AlwaysWoW! For a Great Great WoW in Life

Thoughts from me about things that are cool, that are WoW, that blow me away. Observations about businesses and people from a wide variety of life. Daily encounters - and thoughts outside the box, inside the box and without any box. New thinking, and challenging old thinking. Passionate about life, about respect, and about integrity.

Saturday, November 20, 2004

Peanuts and television ads

Okay - I mentioned it various times before that I like to be up North with my in-laws. What is amazing is the number of hours in the day that the television in playing. Frequently, the TV is playing Malaysian channels, but oftentimes, we flip to other channels for a short while and back again.

But who is actually watching television? During the daytime, frequently the "youngsters" only - they watch Cartoon or Disney Channel, while in the evening, the adults gather around it to watch movies on local channels, or sometimes HBO or other movie channels.

However, if there are visitor (and there are a lot), the TV is switched to a local station in the daytime as well, but we sit at the table a bit further away to talk. Some sit on the sofas around the TV to still watch TV, or talk to other people that also sit on the sofa.

During Hari Raya, a lot of times, we played those stations that broadcasted Hari Raya music. Sorry for the detailed description of how the house looks like.

What I wanted to say is that the sheer amount of advertisement played on local TV stations is amazing - and the number of interruptions that we have to endure. It really is no fun.

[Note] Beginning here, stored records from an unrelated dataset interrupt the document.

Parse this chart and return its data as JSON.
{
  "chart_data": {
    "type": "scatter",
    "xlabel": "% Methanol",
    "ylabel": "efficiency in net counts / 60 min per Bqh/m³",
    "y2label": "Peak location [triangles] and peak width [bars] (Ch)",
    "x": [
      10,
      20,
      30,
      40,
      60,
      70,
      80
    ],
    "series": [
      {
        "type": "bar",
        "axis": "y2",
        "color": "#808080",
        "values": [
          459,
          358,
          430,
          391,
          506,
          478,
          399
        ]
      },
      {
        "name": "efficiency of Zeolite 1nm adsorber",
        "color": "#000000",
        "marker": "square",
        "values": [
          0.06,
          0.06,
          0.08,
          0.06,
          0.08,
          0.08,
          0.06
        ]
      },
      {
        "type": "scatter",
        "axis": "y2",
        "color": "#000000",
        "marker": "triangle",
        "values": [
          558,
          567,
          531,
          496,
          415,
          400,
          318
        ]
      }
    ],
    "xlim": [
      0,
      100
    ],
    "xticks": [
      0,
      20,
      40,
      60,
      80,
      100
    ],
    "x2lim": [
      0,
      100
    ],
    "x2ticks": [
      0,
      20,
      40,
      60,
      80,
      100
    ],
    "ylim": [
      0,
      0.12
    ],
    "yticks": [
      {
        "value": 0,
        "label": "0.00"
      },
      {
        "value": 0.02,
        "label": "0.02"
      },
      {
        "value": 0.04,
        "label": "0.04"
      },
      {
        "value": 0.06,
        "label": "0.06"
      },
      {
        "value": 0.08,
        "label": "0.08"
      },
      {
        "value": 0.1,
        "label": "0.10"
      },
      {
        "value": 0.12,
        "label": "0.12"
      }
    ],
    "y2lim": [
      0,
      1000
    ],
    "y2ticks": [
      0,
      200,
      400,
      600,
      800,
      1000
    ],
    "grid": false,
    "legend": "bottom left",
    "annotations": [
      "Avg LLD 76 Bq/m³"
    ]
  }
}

I think in a 90 minute movie, there are about 30 minutes of commercial breaks. I don't watch local stations too often, and haven't realised this in such a detail. I watch movie channels, which don't have advertisements. Other channels that I usually watch are Discovery Channel, Animal Planet, or BBC, CNBC or CNN - they have commercial breaks but not that many.

Those interruptions in the local channels are really upsetting. The book that I brought along to read contains a nice, but somehow ironical exercise to show the uselessness of advertisements. It says the following:

"Sit down and watch an hour and a half of commercial television with a small bag of peanuts. Take as the basic premise that any good piece of communication has to be at least relevant and distinctive. Count the number the number of ads that fulfill this single basic premise and mark each one with a peanut on the arm of your chair. Eat the other peanuts - It might be depressing but at least you don't go hungry."

I think I would have ate tons of peanuts while I was in Perlis. It is of course a matter of defining distinctive or relevant, and each viewer has a different definition. But there was hardly any ad that would have been distinctive and relevant to me - try it yourself!

But hey - I liked the Petronas ad - and I liked the passage when the guy at the piano turned around and said that it is not necessary that everytime someone needs to die in Petronas ads. But while it is entertaining and distinctive, it is not relevant.

A Harvard Business Review article, back in 2002, wrote the following:

"Copernicus (a research company) researched 340 commercials shown in prime time and identified a differentiating brand message--that is, a clear positioning--in only 7% of those ads."

And yeah, this is how I feel - sorry about this commercial thinking of mine, but what has to be said has been said. Lol.